SVB’s first problem, then, was it was insolvent. That is, the market value of its assets did not cover the market value of its liabilities. If the bank’s assets were liquidated and sold into the market, the proceeds would not cover its liabilities.

SVB undoubtedly had a second problem. A company is illiquid when its short-term funds are insufficient to meet short-term obligations. Going back to the balance sheet, we see $13 billion in cash and $26 billion in marketable securities (both liquid assets) against $173 billion of deposits (a short-term liability). In the unlikely event that all depositors needed or wanted their money at the same time, the bank had $39 billion of short-term assets to fund $173 billion of withdrawals. That again was as of the close of last year. Since the close of last year, the bank most likely ran out of short-term assets to fund withdrawals, which explains the nearly instantaneous takeover of the bank by the regulators.

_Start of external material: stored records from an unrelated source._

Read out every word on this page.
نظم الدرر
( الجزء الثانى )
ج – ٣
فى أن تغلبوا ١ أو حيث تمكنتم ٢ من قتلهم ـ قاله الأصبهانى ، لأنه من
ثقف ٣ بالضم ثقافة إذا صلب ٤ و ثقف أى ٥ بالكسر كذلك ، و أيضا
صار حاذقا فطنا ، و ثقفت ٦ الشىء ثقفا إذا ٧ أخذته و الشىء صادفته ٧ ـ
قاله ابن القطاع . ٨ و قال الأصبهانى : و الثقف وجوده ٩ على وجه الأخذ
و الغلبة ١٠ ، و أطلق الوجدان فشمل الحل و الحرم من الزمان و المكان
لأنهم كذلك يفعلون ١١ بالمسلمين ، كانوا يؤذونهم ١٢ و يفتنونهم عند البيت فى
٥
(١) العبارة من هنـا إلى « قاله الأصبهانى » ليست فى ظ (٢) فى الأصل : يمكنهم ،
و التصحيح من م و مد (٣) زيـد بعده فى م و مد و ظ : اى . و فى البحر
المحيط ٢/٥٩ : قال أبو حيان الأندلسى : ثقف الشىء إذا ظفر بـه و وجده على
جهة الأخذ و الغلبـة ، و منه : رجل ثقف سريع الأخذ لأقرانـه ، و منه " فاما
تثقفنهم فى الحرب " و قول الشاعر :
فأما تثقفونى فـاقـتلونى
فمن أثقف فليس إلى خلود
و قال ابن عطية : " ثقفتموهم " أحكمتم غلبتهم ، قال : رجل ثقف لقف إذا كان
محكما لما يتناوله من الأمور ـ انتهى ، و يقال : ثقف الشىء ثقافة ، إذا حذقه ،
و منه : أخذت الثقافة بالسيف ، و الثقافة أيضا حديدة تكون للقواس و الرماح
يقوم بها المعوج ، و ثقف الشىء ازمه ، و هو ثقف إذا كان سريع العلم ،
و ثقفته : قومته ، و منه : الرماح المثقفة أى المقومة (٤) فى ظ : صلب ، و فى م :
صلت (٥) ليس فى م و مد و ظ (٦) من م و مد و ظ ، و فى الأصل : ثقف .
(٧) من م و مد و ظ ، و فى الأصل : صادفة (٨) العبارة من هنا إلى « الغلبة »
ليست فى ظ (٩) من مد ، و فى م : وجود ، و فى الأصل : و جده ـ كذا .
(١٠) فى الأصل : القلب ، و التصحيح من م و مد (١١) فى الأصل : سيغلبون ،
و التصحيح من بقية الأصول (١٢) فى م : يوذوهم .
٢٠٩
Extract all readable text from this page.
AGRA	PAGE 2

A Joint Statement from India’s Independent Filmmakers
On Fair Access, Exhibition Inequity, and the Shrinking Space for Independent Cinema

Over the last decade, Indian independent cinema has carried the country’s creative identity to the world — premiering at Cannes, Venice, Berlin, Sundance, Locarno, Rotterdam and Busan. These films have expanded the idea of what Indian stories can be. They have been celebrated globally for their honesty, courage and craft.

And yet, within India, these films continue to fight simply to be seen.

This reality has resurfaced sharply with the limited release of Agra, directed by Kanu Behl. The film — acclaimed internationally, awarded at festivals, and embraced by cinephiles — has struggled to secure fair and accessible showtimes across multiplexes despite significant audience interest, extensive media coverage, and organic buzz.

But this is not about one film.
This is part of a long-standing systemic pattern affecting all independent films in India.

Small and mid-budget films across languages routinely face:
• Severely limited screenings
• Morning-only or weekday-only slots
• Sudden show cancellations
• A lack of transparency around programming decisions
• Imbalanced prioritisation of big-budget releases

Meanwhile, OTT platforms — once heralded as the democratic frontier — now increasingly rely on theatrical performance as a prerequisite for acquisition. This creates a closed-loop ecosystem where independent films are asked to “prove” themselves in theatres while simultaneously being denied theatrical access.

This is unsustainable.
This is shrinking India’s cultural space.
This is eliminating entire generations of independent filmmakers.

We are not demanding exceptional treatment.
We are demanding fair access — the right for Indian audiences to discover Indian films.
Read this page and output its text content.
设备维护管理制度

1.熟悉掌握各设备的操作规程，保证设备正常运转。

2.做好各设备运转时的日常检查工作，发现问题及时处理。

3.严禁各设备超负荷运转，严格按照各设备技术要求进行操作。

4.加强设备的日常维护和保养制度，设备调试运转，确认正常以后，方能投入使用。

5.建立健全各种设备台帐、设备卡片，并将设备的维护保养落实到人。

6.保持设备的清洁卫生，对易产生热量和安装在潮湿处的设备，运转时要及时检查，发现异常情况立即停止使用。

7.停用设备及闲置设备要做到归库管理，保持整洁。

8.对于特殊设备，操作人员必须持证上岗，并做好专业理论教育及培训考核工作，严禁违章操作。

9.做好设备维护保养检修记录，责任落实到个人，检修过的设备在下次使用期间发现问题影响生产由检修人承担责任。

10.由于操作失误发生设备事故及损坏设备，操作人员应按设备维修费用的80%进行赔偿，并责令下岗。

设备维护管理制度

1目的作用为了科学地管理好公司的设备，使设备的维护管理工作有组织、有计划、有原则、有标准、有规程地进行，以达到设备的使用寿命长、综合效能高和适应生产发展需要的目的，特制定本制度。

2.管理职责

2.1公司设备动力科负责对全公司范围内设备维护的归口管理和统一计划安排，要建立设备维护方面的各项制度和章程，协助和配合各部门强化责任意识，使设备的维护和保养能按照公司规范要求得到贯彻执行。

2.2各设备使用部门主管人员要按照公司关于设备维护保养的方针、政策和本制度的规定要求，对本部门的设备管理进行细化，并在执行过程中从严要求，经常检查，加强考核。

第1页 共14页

SVB’s insolvency and illiquidity problems, it is important to note, are very much related. First, they both result from the bank’s boneheaded move of locking up deposits in long-term fixed-rate securities. The more important link between the two problems is with depositors: once depositors get a whiff of insolvency, they rush in unison to withdraw their deposits and create the liquidity problem. That is a classic run on the bank which SVB triggered by taking depositors’ deposits and investing them in securities that lose money, in this case mortgage-backed securities.

The most frightening thing here is SVB’s portfolio of mortgage-backed securities is miniscule compared with the massive mortgaged-backed securities market overall. SVB’s portfolio represents about 0.8% of the total market. The other 99% of mortgage-backed securities out there somewhere in the market have suffered similar consequences. The losses on those mortgage-backed securities are most likely considered unrealized, which means the holders of those securities have not yet owned up to their true losses. Who knows what nooks and crannies hold all these mortgage-backed securities. In time, we think we will find out.

The head of the Federal Deposit Insurance Corporation (FDIC; the agency that insures personal deposits at U.S. commercial banks) commented last week that U.S. commercial banks as a group have $620 billion of unrealized losses associated with holding long-term fixed-rate securities in a rising interest rate environment. That is 40x the $15 billion that wiped out SVB. Something tells us we are just getting started. More companies, in our view, will end up like SVB: toast.